“BENİM YÖNELİMİM DÜŞÜNCEYDİ, BERRAKLIĞA ULAŞMA ÇABASI…”
ortega y gasset
# Ortamı yazgısıdır kişinin, çelişkili gibi görünse de, özgürlük aslında o zorunluluğu yiğitçe üstlenmektir.
# Yaşam -biyolojik olgu değil, insan yaşantısı olarak yaşam- kökten bir olaydır ve, yine yaşam, ortam koşullarına eşittir. Her birimiz kendi ortamımızda birer kazazede olarak yaşarız. Suyun yüzeyinde kalabilmek için ister istemez o ortamı kulaçlamak zorundayız.
#Belli bir zamanın ve mekanın varlığı olmak acı verir insana. Zamana ve mekana o kölelik, sonsuzluk biçiminde yansır düşüncesine. Sonsuz olmak ister insan, çünkü onun tam tersidir.
# Aydının varlığı insanları mutlu etmek için değildir, tedirgin etmek içindir, hiç değilse başlangıçta; yaşam hafifliğe, şenliğe, özentiye yer bırakmayan ciddi bir şeyse suç kendisinin değildir elbette.
# Zihin, genelde kişiliğin bir köşesine atılmış, kullanılmadığından ötürü küflenmiş, durur. Dışarıdan hazır alıp üstünde hiç kafa yormadığı, kendi akıl makinesinin üretmediği formüllerle yaşar.

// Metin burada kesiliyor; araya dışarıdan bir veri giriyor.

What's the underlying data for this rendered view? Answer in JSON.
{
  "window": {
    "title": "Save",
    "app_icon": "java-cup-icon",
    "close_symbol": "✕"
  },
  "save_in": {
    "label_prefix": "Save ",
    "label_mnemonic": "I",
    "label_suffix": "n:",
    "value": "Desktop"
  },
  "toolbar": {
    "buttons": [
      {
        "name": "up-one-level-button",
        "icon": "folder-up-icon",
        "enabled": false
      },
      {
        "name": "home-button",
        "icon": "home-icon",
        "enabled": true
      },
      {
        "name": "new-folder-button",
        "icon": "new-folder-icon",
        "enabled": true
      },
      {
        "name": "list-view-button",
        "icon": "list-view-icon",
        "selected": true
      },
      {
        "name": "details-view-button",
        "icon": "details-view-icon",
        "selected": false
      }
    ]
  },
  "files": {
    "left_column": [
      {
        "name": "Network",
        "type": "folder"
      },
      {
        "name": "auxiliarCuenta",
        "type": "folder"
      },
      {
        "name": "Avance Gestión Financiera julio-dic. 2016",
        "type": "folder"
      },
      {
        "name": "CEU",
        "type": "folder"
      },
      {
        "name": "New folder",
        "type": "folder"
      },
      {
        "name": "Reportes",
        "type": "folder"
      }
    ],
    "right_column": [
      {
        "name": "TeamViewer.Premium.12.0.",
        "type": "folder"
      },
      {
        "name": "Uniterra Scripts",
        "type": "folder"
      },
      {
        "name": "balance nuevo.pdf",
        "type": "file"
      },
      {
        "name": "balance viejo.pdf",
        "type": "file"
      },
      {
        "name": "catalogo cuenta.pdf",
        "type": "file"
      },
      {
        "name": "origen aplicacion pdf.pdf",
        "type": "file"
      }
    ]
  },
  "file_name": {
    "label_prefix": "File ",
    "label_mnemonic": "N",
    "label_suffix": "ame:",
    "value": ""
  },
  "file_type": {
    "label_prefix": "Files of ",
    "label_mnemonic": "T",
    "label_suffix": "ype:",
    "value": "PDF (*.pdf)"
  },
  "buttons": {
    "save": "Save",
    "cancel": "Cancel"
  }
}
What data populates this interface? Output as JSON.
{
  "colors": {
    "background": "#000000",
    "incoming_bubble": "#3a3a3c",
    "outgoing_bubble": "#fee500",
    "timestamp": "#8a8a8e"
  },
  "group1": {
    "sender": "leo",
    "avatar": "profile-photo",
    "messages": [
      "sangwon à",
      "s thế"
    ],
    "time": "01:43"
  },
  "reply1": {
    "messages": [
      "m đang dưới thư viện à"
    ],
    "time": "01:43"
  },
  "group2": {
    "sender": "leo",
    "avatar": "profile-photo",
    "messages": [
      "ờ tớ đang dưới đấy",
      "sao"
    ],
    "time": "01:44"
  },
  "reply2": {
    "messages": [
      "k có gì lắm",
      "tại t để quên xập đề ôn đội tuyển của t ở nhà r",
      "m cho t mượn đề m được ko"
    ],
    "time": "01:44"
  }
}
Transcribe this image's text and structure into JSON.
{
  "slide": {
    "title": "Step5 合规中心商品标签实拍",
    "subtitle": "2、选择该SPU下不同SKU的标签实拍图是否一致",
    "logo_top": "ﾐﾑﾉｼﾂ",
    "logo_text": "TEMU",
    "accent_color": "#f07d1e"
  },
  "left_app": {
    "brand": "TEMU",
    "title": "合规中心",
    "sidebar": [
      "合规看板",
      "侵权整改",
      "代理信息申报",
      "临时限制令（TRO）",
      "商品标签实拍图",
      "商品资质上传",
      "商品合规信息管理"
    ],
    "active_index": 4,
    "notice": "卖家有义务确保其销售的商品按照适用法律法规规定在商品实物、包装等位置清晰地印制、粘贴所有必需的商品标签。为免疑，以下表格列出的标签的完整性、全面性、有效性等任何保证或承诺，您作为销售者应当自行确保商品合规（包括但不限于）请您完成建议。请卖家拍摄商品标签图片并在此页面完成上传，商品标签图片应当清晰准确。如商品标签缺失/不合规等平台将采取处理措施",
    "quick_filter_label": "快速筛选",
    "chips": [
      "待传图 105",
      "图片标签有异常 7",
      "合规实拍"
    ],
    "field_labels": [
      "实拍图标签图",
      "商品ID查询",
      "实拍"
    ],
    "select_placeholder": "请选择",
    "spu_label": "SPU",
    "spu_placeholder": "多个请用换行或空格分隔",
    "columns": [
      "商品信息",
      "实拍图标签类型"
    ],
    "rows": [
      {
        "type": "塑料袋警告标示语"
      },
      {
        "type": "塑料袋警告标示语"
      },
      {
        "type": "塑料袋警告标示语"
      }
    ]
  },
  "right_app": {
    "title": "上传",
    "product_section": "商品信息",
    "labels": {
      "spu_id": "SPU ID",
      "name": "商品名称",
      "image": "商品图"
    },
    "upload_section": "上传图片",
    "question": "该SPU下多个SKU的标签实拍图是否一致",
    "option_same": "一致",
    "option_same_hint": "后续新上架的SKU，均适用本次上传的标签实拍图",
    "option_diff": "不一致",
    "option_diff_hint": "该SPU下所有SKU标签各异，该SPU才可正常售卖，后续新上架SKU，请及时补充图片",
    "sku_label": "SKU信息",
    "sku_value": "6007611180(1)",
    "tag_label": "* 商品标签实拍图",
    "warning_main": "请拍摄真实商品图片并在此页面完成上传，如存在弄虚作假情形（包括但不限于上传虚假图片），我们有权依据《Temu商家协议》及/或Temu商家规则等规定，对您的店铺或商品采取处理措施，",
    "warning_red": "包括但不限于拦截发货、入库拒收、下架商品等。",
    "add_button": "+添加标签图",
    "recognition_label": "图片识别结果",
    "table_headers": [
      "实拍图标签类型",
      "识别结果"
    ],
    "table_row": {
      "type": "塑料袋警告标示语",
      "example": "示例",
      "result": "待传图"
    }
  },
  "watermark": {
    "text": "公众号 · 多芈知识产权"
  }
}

# Gerçek aydının görevi pohpohlamak ya da yüceltmek değildir, çarpık gördüğüne karşı çıkmak ve düzeltmektir, dolayısıyla yazgısı çetin, sert, hatta korkunçtur.
# Her zamankinden fazla olanağın, bilginin, tekniğin bulunmasına karşın, çağdaş dünya, gelmiş geçmiş dünyaların en talihsizi görünüyor.
# Düşünmek için yaşamayız, tersine: hayatta kalabilmek için düşünürüz.
# Tüm büyük halklar her türlü hakkın çiğnenmesine katkıda bulundular. Bugün artık kimsenin hakkı yok, hak diye bir şey kalmadı çünkü…
# Dil bir çalışma gerecinden öte, bir varoluş koşuludur aydın için, kavramları saydamlaştırmanın, ortak yaşamı aydınlatmanın tek yoludur.
# Düşünce, insanoğlunun kendi kendisinin efendisi olması için tek yoldur. Günümüz insanı gitgide o efendiliği yitirmekte ve bizde sanki insanlık düzeyinin altına düşüyormuş gibi bir izlenim uyandırmakta.
# İnsanların bir konuda söyleyecek açık seçik hiçbir şeyleri olmayınca, susacak yerde tam tersini yapma huyları vardır: sözü ayyuka çıkarırlar, yani bağırırlar. Ve bağırtı saldırının, savaşın, kıyımın sesli eşiğidir. Dove si grita non e’ vera scienza, yani bağrılan yerde gerçek bilim olmaz, diyordu Leonardo.
# Uygarlaşan insanda uykusuzluk artar, içsel yaşamı yoğun insanlar hemen hemen sürekli bir uykusuzluktan yakınırlar.
# Esas olan hiçbir şey insana armağan olarak verilmiş değildir zaten. İnsan hepsini kendisi yapıp yakıştırmak zorundadır.
# İnsan dünyayı insanlaştırır, ona kendi ideal esaslarını aktarır, ta içine işletir…
# Evrenin tüm öbür kendiliklerinden farklı olarak, insan, kaplanın kaplanlığından, balığın balıklığından emin olduğu gibi, gerçekten insan olduğundan asla emin olamaz.
# Kuşkusuz her fikir -en doğru fikir bile- yanlış yorumlanmaya açıktır, kuşkusuz her fikir tehlikelidir.
# İnsanın varlığının tehlikeden başka bir şey olmadığını söyledim. İnsan hep uçurumların arasında yürür, istese de istemese de, en sahici zorunluluğu dengesini korumaktır.
# İnsanda süreklilik olmazsa hiçbir olumluluk olmaz.
# Kendini yitmiş duyma yeteneği ve tedirginliği, insanoğlunun trajik yazgısı, aynı zamanda da yüce ayrıcalığıdır.
# Yaşam bize verilirken aslında verilen şey uğraştır. Hepimizin pek iyi bildiği gibi, yaşam demek uğraş demektir. Ve her durumda seçilmesi gereken uğraşın herhangi bir uğraş değil, bizim gerçek yönelimimiz, sahici uğraşımız olmasıdır.